My sense of piety is a far cry from the view that to be pious is to follow the letter of religious law. But there is a kind of delight in knowing that faith can speak to faith, even for those who find it in an utterly different form.
– Sari
introducing…
Originally posted January 7, 2007
I first had the idea for Fickle Muses about a year and a half ago. I wanted to start a literary journal, but given the abundance of general literary zines, I wanted to fill a niche specific to my interests – thence the emphasis on myth.

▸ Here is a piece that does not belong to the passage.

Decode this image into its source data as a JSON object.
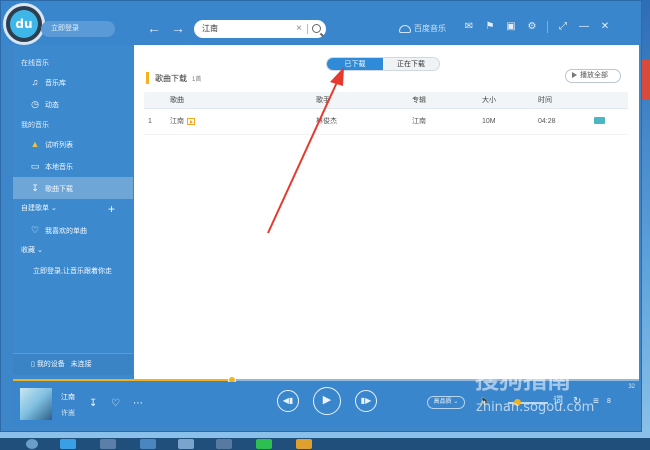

I love both writing with myth and reading others’ creations. Some of my favorite writers in the genre are Mary Renault and J.R.R. Tolkien in fiction and Louise Glück and Anne Carson in poetry.
When I launched Fickle Muses, I hadn’t heard of any other journals focused on mythic creative writing. Since then I’ve come across the Journal for Mythic Arts. However, as they take submissions by solicitation only, I hope we serve sufficiently distinct purposes.
Though I began Fickle Muses as a matter of personal interest, I think mythic poetry and fiction can serve broader social purposes as well.
Living in the U.S.A., I’ve seen a narrowing in conceptions of religion over the last couple of decades. While the country remains religiously diverse, it is increasingly viewed as a Christian nation. Moreover, the popular conception of what it means to be religious has narrowed, emphasizing judgment over compassion.
While Fickle Muses is not a religious journal, in re-examining myths – stories born from religious traditions – in contemporary contexts, we explore how those traditions shape the world we live in.
I hope that Fickle Muses will give a sense of the plurality of traditions shaping the modern world and the complexities within each tradition. And, of course, share some funny, titillating, gut-wrenching, entertaining stories.